Letter to the editor: Businesses that don’t keep promises should lose aidAt the Jamestown chamber’s City Council candidate forum, the chamber chose not to use my submitted question, along with the background information provided, of “Are you willing to investigate and reconsider a tax exemption previously granted?”
By: Clarice Liechty, The Jamestown Sun
At the Jamestown chamber’s City Council candidate forum, the chamber chose not to use my submitted question, along with the background information provided, of “Are you willing to investigate and reconsider a tax exemption previously granted?”
The Jamestown City Council granted Marvin Brown/Prairie Hills Apartments a five-year tax exemption and another five-year payment in lieu of taxes on 20 units of his 35-unit apartment building.
Brown was given these property tax exemptions because — in his written application and in his verbal testimony before the council — he testified that he was going to rent 20 of his units to those who required assisted-living services similar to the Heritage Center, and he was going to provide several specific services for these tax exemptions.
In any follow up I have done to determine if he is providing what he said he would provide, I have found that Brown/Prairie Hills Apartments is not renting to those who require assisted living services, nor is he providing assisted-living services at the level promised. Several times I have requested that the city investigate and, if they find my follow-up findings are correct, deny the tax exemptions previously granted.
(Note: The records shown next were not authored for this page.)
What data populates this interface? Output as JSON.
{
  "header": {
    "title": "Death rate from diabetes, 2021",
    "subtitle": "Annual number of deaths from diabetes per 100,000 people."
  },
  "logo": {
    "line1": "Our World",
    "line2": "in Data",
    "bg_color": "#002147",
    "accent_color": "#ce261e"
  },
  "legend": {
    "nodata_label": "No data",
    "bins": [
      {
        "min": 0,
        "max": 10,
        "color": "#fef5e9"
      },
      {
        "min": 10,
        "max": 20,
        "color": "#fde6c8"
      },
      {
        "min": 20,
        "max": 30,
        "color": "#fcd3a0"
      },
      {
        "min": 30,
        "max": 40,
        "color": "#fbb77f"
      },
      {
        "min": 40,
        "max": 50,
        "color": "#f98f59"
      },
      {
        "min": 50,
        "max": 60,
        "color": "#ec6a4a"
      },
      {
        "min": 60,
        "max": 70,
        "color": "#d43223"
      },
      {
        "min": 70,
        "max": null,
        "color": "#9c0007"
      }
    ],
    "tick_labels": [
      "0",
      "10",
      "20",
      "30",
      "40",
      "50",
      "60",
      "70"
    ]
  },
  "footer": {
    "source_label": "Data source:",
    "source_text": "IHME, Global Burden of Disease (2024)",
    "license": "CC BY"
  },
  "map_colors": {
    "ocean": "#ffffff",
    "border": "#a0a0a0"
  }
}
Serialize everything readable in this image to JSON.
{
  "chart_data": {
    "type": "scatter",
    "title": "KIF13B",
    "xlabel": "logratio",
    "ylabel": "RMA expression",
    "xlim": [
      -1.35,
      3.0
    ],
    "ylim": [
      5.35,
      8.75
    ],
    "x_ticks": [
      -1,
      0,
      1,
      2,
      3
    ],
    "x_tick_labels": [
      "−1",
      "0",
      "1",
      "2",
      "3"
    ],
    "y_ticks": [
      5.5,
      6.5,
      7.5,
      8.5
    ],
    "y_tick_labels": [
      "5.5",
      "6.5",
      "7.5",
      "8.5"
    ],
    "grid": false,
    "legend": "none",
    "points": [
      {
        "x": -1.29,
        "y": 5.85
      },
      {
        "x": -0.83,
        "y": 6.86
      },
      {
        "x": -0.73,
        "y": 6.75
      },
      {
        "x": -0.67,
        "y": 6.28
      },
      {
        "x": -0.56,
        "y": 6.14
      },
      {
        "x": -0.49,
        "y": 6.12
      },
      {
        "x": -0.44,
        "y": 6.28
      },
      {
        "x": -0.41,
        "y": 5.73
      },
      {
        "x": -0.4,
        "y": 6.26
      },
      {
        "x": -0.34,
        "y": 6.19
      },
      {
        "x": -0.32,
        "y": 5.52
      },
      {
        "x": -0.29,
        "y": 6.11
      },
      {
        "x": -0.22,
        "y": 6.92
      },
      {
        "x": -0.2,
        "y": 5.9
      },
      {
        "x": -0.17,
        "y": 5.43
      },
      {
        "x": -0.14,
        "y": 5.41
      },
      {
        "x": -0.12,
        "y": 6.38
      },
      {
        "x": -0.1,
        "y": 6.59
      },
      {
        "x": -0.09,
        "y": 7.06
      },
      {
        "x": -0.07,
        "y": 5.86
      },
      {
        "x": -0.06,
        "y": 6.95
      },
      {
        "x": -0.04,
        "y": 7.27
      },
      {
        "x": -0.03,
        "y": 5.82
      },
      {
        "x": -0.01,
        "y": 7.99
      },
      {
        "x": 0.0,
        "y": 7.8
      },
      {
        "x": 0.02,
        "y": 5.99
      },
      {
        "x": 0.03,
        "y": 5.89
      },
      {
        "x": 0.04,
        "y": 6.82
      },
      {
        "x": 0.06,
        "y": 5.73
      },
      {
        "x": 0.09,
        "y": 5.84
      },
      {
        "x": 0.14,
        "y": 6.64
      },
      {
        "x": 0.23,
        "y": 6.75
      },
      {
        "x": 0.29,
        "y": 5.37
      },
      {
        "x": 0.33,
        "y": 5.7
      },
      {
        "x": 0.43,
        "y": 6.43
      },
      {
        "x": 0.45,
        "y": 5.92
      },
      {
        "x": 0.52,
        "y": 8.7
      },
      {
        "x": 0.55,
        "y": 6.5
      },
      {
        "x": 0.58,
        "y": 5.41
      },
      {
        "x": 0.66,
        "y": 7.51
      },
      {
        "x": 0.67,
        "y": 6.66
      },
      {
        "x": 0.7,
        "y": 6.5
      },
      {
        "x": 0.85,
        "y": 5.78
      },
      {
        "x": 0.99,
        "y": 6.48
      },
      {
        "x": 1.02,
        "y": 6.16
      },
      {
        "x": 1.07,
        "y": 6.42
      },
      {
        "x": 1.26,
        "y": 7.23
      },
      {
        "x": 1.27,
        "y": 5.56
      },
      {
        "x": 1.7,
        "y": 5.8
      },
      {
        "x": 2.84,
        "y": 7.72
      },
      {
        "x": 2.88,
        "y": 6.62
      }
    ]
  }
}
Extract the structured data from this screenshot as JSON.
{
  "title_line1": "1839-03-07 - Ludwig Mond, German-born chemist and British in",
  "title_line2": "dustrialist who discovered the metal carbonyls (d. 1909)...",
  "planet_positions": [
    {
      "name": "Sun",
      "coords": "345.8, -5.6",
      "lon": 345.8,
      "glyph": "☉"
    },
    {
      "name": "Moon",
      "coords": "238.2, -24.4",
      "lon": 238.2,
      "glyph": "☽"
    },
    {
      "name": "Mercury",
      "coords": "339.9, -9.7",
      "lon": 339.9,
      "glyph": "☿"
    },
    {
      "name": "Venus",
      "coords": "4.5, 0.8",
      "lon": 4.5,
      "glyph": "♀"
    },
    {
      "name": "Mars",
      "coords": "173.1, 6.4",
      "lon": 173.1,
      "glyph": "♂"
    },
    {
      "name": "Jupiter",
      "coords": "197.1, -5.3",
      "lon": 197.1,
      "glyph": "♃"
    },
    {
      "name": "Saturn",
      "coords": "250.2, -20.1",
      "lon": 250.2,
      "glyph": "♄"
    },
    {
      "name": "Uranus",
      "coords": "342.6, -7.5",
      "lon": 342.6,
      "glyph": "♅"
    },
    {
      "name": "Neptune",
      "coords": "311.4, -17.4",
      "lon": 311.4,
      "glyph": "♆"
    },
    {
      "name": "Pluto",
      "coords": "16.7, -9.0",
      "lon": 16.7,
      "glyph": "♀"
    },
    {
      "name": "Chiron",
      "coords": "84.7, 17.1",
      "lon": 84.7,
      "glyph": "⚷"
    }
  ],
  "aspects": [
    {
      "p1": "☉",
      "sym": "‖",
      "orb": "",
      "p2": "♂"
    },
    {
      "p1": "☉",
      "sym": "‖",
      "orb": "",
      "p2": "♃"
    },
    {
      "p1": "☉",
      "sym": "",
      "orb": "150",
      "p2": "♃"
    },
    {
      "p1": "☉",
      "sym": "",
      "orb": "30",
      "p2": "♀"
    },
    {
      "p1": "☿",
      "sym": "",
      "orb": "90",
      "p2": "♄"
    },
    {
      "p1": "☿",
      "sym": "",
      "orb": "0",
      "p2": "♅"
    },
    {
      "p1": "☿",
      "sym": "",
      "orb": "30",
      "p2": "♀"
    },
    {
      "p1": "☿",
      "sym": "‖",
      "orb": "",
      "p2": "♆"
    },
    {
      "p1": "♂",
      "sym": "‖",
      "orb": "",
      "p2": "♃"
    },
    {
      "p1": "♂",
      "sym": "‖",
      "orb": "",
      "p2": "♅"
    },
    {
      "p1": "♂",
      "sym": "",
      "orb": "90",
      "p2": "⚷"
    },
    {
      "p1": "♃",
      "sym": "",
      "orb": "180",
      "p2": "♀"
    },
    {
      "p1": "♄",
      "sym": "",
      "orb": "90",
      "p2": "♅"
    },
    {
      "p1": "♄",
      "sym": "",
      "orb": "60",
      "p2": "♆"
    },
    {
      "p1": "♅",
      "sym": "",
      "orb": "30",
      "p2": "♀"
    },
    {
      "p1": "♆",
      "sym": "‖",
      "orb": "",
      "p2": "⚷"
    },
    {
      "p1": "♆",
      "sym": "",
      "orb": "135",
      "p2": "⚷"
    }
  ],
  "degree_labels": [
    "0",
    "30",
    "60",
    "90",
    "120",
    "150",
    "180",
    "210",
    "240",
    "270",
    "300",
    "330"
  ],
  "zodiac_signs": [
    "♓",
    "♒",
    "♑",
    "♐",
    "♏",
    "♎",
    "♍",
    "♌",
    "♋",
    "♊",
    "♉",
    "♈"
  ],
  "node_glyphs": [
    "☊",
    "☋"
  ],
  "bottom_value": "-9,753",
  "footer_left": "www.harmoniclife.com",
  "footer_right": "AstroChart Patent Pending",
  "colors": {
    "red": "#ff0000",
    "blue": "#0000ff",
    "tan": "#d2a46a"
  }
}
On Dec. 5, 2011, with a three-person quorum of the council, Councilmen Pat Nygaard and Charlie Kourajian voted to pass a motion to reconsider the tax exemption previously granted. The motion passed with Mayor Katie Andersen voting nay.
On Jan. 3, 2012, Andersen moved to deny the reconsideration. Andersen and Councilmen Ramone Gumke and Ken Schulz voted to deny my request for reconsideration. Councilmen Nygaard and Kourajian voted against the motion.
For the property tax year 2011, Prairie Hills Apartments’ total tax (minus special assessments) was $19,557.91 on 35 units or $595.14 per unit per year. The property tax on my Linden Court Apartment was $84,129.39 for 62 units or $1,356.93 per unit per year. The difference is $798.13 in property taxes more per unit per year that I am paying on each of my apartment units. Our rents are similar. The buildings were opened up for renters at the same time. $798.13 X 62 = $49,484.05 I am paying more per year for property taxes for Linden Court.
Is passage of Measure 2 the solution to correct the inequity noted above? Yes, unless the chamber and the council are willing to recognize the inequities, and the City Council takes action locally.